Anna Guyer and Stephen Piccolo, Department of Biology
Biomedical data are increasing in size and complexity. To make sense of these data,
biomedical researchers often use “machine-learning” algorithms, which are developed by
the computer-science community. Our goal was to perform a systematic comparison of
many of these algorithms across 100 data sets to identify which algorithms perform best
for this type of data. To help meet this goal, we also planned to carefully curating data from
the public domain for others to use in their own comparisons.

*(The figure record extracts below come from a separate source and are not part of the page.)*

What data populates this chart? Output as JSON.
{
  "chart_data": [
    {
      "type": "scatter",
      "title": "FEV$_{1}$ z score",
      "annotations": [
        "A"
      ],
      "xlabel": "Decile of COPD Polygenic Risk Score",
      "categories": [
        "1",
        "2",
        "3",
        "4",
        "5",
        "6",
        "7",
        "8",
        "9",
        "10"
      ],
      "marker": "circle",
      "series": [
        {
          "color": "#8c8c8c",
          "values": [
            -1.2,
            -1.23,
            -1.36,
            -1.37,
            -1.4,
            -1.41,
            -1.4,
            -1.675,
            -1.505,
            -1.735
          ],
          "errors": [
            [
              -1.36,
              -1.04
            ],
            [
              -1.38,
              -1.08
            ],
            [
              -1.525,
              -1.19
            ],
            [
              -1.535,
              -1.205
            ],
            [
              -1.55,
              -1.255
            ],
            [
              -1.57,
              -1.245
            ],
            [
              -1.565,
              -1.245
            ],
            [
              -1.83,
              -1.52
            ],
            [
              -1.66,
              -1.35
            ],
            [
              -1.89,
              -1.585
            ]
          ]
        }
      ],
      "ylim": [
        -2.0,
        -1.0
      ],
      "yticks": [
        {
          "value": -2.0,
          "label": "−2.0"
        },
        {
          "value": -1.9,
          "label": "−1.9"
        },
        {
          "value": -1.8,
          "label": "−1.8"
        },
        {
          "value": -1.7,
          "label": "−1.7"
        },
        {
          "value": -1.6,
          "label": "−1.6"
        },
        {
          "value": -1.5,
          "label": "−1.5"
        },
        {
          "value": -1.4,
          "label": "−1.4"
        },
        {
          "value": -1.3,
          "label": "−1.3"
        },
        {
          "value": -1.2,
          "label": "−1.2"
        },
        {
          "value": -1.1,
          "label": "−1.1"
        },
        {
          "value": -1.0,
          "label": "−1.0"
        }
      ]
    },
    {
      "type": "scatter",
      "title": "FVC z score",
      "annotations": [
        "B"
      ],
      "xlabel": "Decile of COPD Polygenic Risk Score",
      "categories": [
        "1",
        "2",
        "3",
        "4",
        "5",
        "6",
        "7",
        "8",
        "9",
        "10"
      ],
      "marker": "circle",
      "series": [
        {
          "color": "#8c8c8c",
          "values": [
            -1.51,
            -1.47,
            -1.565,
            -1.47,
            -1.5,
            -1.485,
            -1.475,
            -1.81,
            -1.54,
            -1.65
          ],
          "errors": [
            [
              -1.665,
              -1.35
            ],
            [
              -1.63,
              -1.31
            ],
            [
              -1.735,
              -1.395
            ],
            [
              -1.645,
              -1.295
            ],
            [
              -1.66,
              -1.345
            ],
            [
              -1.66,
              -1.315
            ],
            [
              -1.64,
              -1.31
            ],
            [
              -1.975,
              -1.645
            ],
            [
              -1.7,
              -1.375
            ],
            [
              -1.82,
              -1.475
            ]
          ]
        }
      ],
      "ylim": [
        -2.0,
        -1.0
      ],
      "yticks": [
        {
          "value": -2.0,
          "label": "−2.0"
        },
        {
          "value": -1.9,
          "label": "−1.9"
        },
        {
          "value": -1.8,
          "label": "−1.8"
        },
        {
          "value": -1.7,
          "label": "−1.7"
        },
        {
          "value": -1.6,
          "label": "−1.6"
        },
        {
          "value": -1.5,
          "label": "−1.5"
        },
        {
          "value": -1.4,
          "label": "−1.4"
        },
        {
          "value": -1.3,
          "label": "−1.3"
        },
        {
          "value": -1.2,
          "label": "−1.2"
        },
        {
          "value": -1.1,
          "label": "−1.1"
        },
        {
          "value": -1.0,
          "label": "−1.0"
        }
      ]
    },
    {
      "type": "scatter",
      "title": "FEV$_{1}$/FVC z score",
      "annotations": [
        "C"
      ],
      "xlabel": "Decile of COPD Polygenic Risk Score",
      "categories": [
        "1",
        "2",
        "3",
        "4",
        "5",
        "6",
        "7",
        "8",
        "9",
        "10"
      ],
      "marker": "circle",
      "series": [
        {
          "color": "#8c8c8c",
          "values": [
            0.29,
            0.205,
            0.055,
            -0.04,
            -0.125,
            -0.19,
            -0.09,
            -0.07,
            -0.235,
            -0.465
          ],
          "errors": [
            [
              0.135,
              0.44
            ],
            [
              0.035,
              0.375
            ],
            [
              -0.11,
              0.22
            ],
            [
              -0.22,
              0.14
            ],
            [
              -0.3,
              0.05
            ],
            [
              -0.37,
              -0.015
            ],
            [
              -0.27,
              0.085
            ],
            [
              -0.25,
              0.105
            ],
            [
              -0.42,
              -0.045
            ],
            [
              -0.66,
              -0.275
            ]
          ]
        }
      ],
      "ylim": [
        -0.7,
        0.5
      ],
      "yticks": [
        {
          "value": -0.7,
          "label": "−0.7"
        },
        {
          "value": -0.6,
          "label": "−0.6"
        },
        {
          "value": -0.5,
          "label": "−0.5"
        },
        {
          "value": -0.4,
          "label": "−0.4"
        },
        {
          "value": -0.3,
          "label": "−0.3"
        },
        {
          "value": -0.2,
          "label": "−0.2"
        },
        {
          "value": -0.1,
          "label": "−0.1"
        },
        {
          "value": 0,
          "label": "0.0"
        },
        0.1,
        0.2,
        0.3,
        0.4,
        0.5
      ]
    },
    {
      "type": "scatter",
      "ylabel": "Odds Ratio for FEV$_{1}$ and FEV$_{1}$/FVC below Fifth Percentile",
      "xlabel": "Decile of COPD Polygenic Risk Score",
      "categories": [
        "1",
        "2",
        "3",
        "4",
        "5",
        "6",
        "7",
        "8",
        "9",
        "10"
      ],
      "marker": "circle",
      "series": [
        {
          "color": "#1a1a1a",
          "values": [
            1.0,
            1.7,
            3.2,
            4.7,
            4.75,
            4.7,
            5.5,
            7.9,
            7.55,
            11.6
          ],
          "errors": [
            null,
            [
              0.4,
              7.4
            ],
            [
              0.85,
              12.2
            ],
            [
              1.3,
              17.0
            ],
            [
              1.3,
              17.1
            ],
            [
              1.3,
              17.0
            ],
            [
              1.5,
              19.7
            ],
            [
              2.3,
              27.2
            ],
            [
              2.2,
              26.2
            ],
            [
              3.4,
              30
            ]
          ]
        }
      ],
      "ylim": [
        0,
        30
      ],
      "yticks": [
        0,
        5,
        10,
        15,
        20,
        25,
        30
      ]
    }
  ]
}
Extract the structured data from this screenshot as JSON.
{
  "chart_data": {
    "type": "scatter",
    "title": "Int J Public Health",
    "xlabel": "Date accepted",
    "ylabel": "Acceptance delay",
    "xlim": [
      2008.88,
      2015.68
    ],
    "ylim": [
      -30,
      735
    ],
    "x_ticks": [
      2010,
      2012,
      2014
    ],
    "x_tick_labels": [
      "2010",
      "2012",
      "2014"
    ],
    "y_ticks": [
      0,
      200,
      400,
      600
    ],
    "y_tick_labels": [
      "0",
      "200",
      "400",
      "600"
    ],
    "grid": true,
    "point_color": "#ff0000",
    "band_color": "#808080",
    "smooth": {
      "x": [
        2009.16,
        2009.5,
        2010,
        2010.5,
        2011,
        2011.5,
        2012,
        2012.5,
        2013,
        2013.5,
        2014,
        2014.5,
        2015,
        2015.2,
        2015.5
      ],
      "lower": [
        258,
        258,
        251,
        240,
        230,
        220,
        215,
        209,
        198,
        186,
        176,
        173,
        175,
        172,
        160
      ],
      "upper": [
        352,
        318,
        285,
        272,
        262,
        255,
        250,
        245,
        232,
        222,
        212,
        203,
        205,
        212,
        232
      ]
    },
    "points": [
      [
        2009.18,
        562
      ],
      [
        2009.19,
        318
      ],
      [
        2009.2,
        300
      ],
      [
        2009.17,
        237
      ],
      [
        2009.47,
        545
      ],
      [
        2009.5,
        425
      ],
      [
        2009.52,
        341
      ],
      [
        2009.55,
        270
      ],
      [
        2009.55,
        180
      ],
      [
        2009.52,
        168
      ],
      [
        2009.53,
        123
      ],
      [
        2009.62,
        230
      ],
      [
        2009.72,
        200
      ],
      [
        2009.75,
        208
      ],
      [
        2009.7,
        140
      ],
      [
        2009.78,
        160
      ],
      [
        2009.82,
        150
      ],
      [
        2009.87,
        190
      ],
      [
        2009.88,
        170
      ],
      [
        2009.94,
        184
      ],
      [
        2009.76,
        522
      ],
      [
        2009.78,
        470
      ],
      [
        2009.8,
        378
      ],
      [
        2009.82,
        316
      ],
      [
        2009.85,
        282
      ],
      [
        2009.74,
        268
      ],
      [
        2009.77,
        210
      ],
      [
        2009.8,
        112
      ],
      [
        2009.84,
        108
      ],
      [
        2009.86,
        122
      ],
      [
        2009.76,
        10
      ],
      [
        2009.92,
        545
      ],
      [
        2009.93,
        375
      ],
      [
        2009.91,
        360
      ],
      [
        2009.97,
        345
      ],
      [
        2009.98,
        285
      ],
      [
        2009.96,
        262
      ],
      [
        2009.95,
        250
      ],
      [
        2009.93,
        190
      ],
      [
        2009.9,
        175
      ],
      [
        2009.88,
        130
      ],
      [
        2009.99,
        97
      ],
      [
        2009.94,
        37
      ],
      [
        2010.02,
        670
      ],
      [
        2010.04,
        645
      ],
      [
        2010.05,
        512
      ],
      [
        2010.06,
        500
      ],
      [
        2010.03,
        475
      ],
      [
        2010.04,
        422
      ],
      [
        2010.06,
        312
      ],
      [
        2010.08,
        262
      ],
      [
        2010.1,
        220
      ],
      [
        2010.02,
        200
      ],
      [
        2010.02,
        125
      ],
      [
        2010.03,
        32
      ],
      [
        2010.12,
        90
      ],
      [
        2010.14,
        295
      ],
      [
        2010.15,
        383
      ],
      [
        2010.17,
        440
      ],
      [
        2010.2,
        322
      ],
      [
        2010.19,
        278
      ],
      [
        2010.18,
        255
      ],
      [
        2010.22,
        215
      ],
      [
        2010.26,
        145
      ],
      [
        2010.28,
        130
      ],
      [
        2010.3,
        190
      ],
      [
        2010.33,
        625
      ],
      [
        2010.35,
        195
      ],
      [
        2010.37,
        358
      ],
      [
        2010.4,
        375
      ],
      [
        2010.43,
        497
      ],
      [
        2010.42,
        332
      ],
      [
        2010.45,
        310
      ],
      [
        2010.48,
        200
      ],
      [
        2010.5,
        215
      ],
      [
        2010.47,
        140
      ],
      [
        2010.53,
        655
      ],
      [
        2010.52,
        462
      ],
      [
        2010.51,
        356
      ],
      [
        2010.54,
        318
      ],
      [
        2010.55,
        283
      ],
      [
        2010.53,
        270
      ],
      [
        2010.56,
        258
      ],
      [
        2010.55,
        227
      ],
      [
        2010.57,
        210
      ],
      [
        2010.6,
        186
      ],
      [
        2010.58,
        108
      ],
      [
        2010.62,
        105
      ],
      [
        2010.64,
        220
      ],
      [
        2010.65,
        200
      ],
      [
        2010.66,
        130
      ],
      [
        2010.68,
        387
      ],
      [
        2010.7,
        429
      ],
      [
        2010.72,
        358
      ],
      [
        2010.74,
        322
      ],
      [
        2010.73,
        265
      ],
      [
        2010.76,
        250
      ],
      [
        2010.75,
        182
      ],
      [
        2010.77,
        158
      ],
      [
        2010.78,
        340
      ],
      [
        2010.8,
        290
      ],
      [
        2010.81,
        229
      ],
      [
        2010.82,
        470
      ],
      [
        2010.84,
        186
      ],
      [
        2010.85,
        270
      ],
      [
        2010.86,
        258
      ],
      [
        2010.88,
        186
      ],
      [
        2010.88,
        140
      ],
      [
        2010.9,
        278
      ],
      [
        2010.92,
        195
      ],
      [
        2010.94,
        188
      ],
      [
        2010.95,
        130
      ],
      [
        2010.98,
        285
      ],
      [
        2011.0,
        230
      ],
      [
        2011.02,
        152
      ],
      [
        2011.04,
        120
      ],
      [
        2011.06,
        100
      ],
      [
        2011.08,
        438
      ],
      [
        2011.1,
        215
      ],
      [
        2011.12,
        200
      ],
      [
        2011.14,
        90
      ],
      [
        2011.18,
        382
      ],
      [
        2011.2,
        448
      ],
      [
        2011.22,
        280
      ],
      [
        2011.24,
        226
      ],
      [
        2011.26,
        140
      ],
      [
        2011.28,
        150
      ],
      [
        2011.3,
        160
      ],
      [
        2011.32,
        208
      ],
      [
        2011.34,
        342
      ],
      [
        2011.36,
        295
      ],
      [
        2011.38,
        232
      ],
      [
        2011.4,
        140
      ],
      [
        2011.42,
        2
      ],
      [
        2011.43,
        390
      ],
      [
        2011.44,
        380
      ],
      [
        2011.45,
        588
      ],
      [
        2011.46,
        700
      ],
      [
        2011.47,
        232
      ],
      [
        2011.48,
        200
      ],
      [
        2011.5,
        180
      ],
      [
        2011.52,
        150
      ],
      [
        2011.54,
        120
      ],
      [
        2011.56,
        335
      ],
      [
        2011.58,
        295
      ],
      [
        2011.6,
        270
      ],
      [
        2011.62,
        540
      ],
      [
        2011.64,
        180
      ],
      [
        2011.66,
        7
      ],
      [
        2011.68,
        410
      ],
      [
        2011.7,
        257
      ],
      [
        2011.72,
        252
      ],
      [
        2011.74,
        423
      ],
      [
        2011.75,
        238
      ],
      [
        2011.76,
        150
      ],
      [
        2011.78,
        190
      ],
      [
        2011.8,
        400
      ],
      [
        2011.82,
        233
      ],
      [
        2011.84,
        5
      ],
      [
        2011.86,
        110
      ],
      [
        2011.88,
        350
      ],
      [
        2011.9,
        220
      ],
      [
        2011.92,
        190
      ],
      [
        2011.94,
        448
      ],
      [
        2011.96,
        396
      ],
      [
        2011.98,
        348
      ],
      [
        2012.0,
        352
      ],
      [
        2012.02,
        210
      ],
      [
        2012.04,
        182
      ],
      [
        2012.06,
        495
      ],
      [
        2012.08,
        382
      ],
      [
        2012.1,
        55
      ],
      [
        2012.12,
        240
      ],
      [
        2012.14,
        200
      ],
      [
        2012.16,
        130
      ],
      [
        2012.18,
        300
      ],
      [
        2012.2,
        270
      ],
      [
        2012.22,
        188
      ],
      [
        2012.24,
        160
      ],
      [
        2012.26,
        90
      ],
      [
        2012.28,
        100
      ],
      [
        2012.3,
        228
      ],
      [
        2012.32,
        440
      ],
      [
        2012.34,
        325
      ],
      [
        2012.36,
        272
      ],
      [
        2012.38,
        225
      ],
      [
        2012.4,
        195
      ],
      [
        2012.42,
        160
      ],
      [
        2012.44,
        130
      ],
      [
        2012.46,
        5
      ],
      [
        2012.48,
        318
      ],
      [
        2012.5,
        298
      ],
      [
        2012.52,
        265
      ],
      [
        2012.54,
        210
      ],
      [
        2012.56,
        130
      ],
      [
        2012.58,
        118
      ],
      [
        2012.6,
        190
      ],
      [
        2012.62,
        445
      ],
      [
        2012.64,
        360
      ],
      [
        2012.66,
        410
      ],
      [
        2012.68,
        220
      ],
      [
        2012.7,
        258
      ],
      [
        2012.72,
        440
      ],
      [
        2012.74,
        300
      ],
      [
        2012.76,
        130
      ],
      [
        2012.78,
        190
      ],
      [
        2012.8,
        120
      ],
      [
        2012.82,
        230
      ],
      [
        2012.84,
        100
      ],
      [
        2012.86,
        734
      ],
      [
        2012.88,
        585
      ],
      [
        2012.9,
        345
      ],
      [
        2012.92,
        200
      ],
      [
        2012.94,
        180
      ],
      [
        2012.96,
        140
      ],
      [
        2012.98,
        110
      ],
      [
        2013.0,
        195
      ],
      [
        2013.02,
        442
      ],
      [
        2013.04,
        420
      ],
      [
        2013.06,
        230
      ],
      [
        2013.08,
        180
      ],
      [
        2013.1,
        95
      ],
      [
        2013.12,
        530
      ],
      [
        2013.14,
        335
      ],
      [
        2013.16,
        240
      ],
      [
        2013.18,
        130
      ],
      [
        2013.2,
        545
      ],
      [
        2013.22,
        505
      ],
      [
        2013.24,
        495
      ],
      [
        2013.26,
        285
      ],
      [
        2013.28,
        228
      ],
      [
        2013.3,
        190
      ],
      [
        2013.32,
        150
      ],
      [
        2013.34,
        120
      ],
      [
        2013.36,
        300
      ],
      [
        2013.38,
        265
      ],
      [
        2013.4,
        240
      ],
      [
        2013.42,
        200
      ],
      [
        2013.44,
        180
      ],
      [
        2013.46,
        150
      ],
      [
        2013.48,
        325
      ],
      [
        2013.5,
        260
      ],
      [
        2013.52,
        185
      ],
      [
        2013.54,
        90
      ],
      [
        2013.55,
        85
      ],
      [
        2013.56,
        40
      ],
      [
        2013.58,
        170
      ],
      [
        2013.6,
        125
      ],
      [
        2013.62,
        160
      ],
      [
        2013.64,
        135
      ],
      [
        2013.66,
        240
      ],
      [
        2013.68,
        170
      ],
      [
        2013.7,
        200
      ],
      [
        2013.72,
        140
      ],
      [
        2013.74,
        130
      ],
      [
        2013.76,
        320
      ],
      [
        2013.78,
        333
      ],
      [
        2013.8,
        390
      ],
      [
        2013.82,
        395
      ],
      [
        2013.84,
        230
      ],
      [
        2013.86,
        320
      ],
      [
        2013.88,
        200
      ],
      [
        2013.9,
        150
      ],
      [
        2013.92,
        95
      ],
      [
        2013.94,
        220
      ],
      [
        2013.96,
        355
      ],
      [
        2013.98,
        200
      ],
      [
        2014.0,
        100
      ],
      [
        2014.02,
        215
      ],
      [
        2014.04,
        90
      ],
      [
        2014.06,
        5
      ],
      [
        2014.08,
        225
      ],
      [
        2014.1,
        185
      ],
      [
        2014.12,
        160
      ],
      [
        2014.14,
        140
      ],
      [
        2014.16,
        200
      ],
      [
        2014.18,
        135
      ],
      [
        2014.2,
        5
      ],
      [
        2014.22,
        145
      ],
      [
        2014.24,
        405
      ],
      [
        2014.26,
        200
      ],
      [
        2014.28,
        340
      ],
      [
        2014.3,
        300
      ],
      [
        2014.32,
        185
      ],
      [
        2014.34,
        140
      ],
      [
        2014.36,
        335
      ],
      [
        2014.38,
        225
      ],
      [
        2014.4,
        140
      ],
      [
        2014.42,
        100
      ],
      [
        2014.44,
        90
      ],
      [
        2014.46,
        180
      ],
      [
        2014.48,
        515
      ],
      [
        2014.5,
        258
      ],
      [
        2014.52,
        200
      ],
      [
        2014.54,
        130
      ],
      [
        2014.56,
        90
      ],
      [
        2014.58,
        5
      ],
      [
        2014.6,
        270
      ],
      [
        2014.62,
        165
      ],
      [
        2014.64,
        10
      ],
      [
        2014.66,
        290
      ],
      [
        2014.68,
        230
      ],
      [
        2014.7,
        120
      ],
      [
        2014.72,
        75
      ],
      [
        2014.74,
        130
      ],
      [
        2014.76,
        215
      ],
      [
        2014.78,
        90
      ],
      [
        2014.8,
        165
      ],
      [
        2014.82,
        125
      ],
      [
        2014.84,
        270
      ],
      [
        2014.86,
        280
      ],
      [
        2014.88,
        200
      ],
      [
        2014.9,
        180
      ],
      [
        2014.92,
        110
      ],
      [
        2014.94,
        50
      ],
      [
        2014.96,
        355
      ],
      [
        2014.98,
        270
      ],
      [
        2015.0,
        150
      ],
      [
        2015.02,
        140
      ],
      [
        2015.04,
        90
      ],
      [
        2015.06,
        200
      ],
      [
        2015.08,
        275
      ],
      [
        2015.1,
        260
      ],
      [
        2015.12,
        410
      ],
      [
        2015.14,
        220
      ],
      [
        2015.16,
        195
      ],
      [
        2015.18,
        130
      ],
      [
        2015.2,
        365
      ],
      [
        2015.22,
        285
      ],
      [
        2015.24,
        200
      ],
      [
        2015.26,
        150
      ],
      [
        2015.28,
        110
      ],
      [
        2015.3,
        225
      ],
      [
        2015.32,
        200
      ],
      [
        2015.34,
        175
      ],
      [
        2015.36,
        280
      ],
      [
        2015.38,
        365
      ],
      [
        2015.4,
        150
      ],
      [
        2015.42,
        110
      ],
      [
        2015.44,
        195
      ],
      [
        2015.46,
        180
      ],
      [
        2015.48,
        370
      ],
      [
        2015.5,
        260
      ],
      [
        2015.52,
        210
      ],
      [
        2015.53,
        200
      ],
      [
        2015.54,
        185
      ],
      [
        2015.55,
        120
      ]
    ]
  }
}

Unlike DNA, which changes little from cell to cell, gene-expression levels vary dramatically
across different types of tissues and under different conditions. Because of this variance,
gene expression data can often be used to predict biomedical outcomes. Such outcomes
might include development of a disease, survivability, reaction to a drug, and other such
medically relevant information. There are a wide range of “machine learning” algorithms
that researchers use; because human health is at stake, having the utmost accuracy is
important. However, because of the overwhelming number of algorithms available,
researchers often use whatever algorithm(s) they have used previously, even though there
may be a more accurate alternative.1 We hypothesized that certain algorithms will perform
better than others overall and that some algorithmic attributes may be best suited for
certain dataset characteristics.
Previous studies have shown that many factors influence how well a classification
algorithm performs, and we set out to find which conditions work best with various
algorithms. We first compiled a uniform collection of datasets and curated them into a
consistent, usable format. We collected raw data from Gene Expression Omnibus (GEO),
a public repository supported by the National Center for Biotechnology. We searched for
datasets that represent a variety of biomedical outcomes and that were profiled using the
same gene-expression technology (for consistency). We downloaded each dataset and
extracted relevant clinical information and further filtered the list of datasets. This was done
by both hand curation by writing computer scripts to download and reformat the data. We
then normalized the expression values using the SCAN.UPC package2. This package
enables normalization on a single-sample level, allowing for no dependence upon other
samples. This package also makes it possible to map the data to genes2. For some
studies, we had to correct for batch effects, which occur when some samples are
processed at different times than other samples and thus may introduce biases. To do this,
we used ComBat, another R package3. Once we reached the desired uniformity, we
applied 24 classification algorithms to each dataset. Lastly, we analyzed and compared the
performance of each algorithm to determine which algorithms are most accurate.
Results and Conclusions
We performed an analysis including an initial 24 algorithms and 30 dataset/class combinations. Each dataset/class combination was run on each algorithm across 100 iterations. We found that performance varied depending upon the outcome being predicted. Some types of outcomes (such as tumor/normal status) were predicted more accurately than others (such as disease stage/survival). We also compared the
performance of each algorithm across all dataset/class combinations using z-score normalized accuracy value (see Figure 1). We found a trend that Support Vector Machines (SVM Linear, SVM rbf, SVM poly) and Random Forest (RF) algorithms outperformed most other algorithms in their accuracy of prediction, as would be expected by the scientific community, though there were iterations in which these algorithms performed very poorly. It was also interesting to find that Voting Feature Intervals (VFI) and Simple Logistic had similar performance to these widely accepted “best” classification prediction algorithms. VFI was more consistent in its performance with fewer low-performing outlier iterations. This suggests that VFI may be a reliable algorithm for gene expression related classification and it would be of benefit to the scientific community to put this algorithm into wider use.
This research is only a start. The tools and methods of downloading and filtering this data
from the public repository will enable others—and ourselves—in future studies. We quickly
discovered that there are often discrepancies in the formats of datasets. We also
recognize that in most projects there is a level of time sensitivity as to how quickly the
analysis needs to be done and in some cases the extra time needed for an algorithm to
run can more than negate the benefit of a little added accuracy. We would like to
investigate this in the future to evaluate accuracy vs. time and perform a cost/benefit
analysis. We only scratched the surface in the comparison of these algorithms, and work is
still in progress to expand the number of datasets and algorithms used. This research was
presented at the annual conference for the International Society for Biocuration, and a
manuscript will soon be submitted to an academic journal about this study.
 Fernández-Delgado M, Cernadas E, Barro S, et al. 2014. Do we Need Hundreds of
Classifiers to Solve Real World Classification Problems? Journal of Machine Learning
Research. 15(2014) 3133-3181.
 Piccolo, S. R. et al. A single-sample microarray normalization method to facilitate
personalized-medicine workflows. Genomics 100, 337–344 (2012).
 Johnson, WE, Rabinovic, A, and Li, C (2007). Adjusting batch effects in
microarray expression data using Empirical Bayes methods. Biostatistics 8(1):118-127.